ICLR Submissions 3 years on

ICLR has hosted its reviewing system on OpenReview for the last several years, with public reviews, author comments and acceptance decisions. This data was downloaded using their public API and cross referenced with the Semantic Scholar corpus to find the citations of the submitted papers. Hover over individual papers to see their titles, citations, affiliations and acceptance decisions. Click on papers to view them on Semantic Scholar.

Full disclosure - there were about 14 papers from ICLR 2018 and 6 papers from ICLR 2017 that I was unable to match. Citation counts were pulled from Semantic Scholar on 26/08/2020 and may differ from citation counts computed by Google Scholar. Small amounts of random noise (< 0.5) are added to citation counts and average review scores to 'jitter' the visualisation, making it easier to see individual papers.

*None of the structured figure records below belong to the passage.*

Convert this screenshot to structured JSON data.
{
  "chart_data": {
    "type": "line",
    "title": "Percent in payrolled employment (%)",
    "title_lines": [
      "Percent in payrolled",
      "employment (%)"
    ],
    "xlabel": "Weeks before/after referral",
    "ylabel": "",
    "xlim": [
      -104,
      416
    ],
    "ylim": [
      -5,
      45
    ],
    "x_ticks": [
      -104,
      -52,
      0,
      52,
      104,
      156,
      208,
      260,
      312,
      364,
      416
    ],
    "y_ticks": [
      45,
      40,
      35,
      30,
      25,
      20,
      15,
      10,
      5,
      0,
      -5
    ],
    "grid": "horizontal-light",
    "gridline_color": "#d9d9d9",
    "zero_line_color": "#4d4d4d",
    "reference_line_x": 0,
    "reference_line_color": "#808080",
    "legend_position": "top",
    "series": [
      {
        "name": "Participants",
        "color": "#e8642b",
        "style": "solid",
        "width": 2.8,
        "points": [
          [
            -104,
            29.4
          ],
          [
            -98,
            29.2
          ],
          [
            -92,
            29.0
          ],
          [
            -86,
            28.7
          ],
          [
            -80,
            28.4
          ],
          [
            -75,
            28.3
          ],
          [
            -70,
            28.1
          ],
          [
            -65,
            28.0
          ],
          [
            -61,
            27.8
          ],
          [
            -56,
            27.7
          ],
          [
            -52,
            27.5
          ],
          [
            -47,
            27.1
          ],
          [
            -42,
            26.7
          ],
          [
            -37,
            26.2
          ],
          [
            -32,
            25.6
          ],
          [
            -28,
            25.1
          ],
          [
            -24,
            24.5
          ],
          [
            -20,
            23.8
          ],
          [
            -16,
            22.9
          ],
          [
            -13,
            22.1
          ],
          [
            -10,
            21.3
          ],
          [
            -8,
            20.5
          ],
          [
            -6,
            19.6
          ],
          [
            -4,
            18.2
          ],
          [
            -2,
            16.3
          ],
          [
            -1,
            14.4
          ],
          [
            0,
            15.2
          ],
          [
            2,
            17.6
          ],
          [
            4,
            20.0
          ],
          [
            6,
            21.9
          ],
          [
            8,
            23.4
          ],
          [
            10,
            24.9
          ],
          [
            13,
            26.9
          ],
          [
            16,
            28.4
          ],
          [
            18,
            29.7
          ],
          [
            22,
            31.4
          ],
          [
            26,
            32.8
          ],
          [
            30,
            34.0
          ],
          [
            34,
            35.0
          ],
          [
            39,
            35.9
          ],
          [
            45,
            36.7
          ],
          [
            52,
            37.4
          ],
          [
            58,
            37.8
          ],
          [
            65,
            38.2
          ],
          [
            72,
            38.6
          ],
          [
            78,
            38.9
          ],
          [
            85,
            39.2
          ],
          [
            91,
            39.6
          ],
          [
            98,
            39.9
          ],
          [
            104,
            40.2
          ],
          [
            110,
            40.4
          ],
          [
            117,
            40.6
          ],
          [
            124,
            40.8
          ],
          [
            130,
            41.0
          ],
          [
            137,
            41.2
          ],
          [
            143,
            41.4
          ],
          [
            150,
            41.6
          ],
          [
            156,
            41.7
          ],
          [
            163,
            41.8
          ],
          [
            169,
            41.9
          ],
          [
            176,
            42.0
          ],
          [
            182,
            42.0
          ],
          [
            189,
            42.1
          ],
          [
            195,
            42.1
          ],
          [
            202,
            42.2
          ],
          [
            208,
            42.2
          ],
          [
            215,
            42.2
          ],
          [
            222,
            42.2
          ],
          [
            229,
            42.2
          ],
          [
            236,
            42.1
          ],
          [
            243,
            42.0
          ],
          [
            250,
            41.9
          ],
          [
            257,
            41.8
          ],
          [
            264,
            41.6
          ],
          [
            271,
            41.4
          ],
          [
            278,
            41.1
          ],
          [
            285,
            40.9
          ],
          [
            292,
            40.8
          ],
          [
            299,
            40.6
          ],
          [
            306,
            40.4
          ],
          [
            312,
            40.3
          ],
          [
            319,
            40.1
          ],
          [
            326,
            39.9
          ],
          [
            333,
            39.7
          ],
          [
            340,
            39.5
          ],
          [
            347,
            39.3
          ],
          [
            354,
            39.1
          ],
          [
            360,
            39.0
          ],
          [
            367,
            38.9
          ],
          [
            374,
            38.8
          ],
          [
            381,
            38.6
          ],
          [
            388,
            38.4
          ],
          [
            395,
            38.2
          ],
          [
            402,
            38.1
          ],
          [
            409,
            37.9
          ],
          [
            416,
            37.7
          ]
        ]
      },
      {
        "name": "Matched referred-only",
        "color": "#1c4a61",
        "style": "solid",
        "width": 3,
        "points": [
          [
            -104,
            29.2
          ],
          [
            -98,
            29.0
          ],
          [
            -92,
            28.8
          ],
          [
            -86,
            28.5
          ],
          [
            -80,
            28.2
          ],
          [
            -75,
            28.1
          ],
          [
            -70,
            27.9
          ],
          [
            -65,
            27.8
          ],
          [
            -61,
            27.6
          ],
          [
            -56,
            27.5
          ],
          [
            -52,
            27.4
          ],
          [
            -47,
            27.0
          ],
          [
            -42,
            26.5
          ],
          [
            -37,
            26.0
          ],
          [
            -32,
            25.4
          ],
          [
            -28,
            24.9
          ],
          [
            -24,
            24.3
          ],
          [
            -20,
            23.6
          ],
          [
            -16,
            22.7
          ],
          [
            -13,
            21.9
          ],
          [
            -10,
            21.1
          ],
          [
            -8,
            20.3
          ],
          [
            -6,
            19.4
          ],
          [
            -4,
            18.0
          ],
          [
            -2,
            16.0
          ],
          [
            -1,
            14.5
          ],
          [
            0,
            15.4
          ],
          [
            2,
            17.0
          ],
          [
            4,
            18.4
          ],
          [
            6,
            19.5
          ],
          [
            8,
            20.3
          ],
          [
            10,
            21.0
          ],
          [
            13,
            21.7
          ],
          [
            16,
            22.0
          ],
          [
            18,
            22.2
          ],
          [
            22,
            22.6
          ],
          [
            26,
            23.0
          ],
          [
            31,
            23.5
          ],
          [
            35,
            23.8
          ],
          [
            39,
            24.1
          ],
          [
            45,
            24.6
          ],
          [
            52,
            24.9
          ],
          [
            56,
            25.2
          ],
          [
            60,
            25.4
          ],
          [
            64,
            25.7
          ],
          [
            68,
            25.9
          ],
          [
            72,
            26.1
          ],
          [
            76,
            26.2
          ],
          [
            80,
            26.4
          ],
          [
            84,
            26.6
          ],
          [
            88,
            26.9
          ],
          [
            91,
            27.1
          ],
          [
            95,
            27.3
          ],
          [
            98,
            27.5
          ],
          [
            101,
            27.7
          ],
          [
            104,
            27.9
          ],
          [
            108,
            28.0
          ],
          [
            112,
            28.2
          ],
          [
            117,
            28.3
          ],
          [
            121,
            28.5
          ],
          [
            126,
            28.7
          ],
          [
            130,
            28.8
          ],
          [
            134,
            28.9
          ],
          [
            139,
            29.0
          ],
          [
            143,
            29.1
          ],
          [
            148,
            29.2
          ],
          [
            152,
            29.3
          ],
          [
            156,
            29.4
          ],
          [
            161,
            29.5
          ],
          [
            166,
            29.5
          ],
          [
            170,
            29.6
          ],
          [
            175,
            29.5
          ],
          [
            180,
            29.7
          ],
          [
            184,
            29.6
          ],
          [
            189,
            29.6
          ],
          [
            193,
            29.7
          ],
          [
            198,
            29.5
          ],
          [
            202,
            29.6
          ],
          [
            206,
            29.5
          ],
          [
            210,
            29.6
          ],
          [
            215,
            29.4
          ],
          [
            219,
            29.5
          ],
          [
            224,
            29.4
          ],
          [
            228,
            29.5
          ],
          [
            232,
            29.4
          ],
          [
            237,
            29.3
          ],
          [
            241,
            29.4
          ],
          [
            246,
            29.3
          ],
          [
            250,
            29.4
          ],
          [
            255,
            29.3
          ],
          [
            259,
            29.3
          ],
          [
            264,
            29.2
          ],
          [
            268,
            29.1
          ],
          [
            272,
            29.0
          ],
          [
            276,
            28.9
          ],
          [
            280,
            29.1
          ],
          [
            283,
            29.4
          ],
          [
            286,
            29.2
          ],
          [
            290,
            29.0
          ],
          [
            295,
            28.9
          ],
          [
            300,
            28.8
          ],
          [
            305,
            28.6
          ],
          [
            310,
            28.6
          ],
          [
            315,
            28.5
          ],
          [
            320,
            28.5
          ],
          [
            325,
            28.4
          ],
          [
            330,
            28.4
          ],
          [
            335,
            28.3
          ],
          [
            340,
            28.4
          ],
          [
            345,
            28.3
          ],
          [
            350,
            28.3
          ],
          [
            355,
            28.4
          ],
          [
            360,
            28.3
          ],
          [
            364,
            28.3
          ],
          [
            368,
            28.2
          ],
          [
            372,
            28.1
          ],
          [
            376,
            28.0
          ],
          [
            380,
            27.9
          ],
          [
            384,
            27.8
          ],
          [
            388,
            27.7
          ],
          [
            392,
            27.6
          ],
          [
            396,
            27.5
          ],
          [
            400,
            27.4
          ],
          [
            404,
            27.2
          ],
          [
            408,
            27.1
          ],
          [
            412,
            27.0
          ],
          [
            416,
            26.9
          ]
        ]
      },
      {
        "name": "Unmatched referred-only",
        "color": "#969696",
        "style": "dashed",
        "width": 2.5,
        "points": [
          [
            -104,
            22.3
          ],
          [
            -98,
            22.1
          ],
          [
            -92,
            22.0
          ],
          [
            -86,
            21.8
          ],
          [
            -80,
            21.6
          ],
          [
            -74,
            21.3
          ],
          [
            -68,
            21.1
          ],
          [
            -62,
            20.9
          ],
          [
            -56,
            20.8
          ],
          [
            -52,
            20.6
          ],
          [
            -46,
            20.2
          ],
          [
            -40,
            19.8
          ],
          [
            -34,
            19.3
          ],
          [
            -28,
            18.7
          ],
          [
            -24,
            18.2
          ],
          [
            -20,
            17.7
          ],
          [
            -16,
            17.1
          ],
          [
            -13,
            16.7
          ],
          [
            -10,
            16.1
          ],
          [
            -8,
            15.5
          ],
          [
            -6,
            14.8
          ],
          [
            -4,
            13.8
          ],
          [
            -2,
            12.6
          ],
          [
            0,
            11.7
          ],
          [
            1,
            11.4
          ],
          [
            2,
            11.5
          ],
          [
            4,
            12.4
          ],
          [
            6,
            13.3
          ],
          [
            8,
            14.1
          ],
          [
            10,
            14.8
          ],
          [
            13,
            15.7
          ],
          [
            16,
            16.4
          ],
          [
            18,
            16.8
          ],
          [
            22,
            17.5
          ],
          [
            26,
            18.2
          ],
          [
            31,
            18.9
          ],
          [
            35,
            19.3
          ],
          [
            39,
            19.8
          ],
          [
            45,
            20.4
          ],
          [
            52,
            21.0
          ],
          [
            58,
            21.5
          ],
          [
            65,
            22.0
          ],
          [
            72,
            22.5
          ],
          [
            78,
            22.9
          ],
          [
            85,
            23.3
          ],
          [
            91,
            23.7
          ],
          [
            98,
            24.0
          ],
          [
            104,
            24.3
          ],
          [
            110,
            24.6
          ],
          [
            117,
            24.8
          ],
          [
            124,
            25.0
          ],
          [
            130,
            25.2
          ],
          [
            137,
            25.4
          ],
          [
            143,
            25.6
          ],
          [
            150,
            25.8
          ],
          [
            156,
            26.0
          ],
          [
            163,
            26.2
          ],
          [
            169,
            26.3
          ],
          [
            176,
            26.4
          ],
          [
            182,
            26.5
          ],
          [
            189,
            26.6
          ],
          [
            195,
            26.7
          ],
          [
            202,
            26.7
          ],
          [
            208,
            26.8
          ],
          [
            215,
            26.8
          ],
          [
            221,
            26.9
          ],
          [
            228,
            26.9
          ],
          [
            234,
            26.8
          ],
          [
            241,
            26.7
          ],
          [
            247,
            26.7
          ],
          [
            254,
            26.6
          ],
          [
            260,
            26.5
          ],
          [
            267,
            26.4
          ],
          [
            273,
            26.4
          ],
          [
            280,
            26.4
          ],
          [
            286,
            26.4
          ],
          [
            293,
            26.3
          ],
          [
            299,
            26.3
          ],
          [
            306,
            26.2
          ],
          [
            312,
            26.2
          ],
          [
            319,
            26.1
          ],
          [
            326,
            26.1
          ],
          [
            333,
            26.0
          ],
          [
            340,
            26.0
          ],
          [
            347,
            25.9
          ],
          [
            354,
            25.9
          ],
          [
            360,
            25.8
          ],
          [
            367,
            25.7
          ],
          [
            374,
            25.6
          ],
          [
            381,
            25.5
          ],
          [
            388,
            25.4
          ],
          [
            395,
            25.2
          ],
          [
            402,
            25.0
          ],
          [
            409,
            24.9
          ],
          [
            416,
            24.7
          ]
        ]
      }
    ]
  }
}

The ICLR Best Rejected Paper Award - 2017

SqueezeNet: AlexNet-level accuracy with 50x fewer parameters and <1MB model size
Forrest N. Iandola, Matthew W. Moskewicz, K. Ashraf, Song Han, W. Dally, K. Keutzer

Honourable Mentions

Adversarial Examples in the Physical World
A. Kurakin, Ian J. Goodfellow, S. Bengio

Prototypical Networks for Few Shot Learning
J. Snell, Kevin Swersky, R. Zemel

Conditional Image Synthesis with Auxiliary Classifier GANs
Augustus Odena, Christopher Olah, Jonathon Shlens

The ICLR Best Rejected Paper Award - 2018

CyCADA: Cycle-Consistent Adversarial Domain Adaptation
Judy Hoffman, E. Tzeng, T. Park, Jun-Yan Zhu, Phillip Isola, Kate Saenko, Alexei A. Efros, Trevor Darrell

Honourable Mentions

Federated Learning: Strategies for Improving Communication Efficiency
Jakub Konecný, H. McMahan, F. Yu, Peter Richtárik, A. T. Suresh, D. Bacon

Soft Actor-Critic: Off-Policy Maximum Entropy Deep Reinforcement Learning with a Stochastic Actor
T. Haarnoja, Aurick Zhou, P. Abbeel, S. Levine

Synthesizing Robust Adversarial Examples
A. Athalye, L. Engstrom, Andrew Ilyas, Kevin Kwok

Subsequently Published Rejections

One possible complaint with just looking at citations based on reviewer score is that just occasionally, reviews actually improve a paper; authors add experiments, tweak writing and do extra analysis which leads to acceptance at another conference. Because the papers here are linked to the Semantic Scholar corpus, we can see if the rejected papers were published in a subsequent venue (not arxiv).

Citations by Affiliation

Looking at this rejection data another way, by aggregating across institutions, is also quite interesting. Berkeley, Toronto and Microsoft are clearly working to improve their papers rejected from ICLR, with over half of their citations coming from papers which were submitted elsewhere afterward. As expected, Google dominates, with over 28,000 citations from 145 papers.

*Only contains institutions with > 1000 citations in aggregate.